GameStop Mania Runs Wild

Last week saw what could turn out to be peak mania for the stock of GameStop, a brick and mortar seller of video games. The company has seen rapidly declining sales and increasing losses over the past few years as the internet has changed the way most video games are sold, as fewer and fewer gamers go to physical stores to buy their games. Small retail investors had developed a strategy on the message boards of the Reddit website where they bought stock, driving some hedge funds who were betting the shares would decline (short-selling) into massive losses. To unwind these trades the hedge funds who were betting against GameStop had to buy back the shares which propelled the stock even higher. Last week saw the stock rise from $65 to $325. In fact at one point last week shares hit $483.

Last week was the worst week for stocks in three months and many analysts pointed to hedge funds reducing their amount of leveraged positions (read: positions paid for by borrowing money) by up to $1 trillion. This was the biggest weekly decline in stock exposure in the last 10 years, with the exception of last March at the depths of the coronavirus market meltdown. These hedge funds sold some of the market’s biggest winners to raise cash, which was the major factor behind the S&P and Dow’s weekly losses.

Today was a different story in the markets with stocks surging. This was due to some bargain-hunting as well as signs the GameStop mania could be winding down. Including after-hours trading, GameStop’s stock plummeted from $325 to $177, a drop of over 46%. The stock could still experience a bounce higher in the short term, but looking out a few months we would expect shares to be trading under $50.

The GameStop drama overshadowed strong earnings reports last week from many companies, with Apple and Microsoft leading the way. This week the earnings parade continues with Amazon and Google among the companies reporting. Don’t be surprised if most companies continue to report stronger than expected revenue and earnings-per-share. One last note on last week’s market-selloff: investor sentiment had become overly bullish to levels that have historically signaled a market pullback. In other words, the market was due for a sell-off. Whether today was a temporary bounce with the market having further to fall in February or the start of the market returning to previous highs remains to be seen.

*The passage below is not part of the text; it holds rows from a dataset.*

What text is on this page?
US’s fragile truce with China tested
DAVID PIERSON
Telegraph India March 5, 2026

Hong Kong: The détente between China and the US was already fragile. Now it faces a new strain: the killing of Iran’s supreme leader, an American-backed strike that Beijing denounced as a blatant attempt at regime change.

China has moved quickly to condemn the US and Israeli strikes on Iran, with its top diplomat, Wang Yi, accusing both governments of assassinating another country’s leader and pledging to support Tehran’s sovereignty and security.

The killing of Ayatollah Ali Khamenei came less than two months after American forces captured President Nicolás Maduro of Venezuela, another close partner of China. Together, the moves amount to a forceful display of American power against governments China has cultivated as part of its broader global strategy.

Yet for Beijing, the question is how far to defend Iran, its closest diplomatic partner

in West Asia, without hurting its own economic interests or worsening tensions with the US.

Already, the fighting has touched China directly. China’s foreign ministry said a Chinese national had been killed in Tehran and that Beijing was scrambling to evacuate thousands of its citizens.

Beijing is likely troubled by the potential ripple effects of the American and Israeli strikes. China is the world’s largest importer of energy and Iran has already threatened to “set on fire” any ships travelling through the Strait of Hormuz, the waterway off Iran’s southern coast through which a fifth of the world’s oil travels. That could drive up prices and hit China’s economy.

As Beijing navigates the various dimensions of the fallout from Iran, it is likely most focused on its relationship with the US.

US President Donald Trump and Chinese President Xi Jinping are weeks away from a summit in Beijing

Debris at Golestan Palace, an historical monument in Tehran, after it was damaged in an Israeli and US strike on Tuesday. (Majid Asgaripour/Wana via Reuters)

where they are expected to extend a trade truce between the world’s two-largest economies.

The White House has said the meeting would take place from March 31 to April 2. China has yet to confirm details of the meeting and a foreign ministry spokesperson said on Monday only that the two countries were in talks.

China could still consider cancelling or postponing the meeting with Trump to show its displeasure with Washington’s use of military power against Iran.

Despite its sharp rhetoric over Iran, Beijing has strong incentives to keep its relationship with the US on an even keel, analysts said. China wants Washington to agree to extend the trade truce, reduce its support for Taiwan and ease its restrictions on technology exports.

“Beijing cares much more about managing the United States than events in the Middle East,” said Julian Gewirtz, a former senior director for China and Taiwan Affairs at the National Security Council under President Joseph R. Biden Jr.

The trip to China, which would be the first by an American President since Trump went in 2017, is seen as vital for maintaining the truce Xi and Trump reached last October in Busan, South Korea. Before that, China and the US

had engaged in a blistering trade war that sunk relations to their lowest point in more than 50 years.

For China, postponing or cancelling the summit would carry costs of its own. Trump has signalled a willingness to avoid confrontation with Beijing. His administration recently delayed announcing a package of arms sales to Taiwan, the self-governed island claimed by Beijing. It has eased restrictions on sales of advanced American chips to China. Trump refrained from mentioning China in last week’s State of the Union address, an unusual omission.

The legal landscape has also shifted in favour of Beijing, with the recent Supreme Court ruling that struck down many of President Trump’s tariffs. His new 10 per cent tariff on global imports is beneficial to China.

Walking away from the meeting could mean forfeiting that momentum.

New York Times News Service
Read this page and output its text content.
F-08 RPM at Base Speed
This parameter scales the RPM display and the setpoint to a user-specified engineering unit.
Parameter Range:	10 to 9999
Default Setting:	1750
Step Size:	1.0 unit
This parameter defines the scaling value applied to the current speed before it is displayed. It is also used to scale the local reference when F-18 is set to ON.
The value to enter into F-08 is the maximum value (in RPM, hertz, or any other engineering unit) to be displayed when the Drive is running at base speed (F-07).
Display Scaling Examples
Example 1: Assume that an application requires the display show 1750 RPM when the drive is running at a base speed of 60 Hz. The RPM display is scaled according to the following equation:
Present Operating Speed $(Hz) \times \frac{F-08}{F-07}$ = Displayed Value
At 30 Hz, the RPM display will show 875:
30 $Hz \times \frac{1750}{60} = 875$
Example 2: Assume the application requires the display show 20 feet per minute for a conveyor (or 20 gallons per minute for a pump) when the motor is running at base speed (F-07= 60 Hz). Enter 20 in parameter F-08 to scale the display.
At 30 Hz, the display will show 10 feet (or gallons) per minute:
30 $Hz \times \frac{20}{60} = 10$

Turning our attention to the coronavirus, Sunday saw the lowest number of daily coronavirus cases since early November. There were 110,000 cases, a major decline from the peak of over 300,000 cases on January 8th. Also of note, cases have significantly declined in the U.K. and South Africa. This is a big deal because these countries are ground zero for two new strains of the virus that are being closely watched. Another encouraging development is the fact that cases are rapidly declining in Israel, which has already vaccinated over 55% of their population. From the BBC:

Israel's vaccination program is showing signs of working to drive down infections and illness in the over-60s. The fall appears to be most pronounced in older people and areas furthest ahead in their immunization efforts. This suggests it is the vaccine, and not just the country's current lockdown, taking effect.

While these recent trends are very positive, further surges in countries with high vaccination rates would be concerning. For now though we continue to be encouraged by the reduction in daily cases.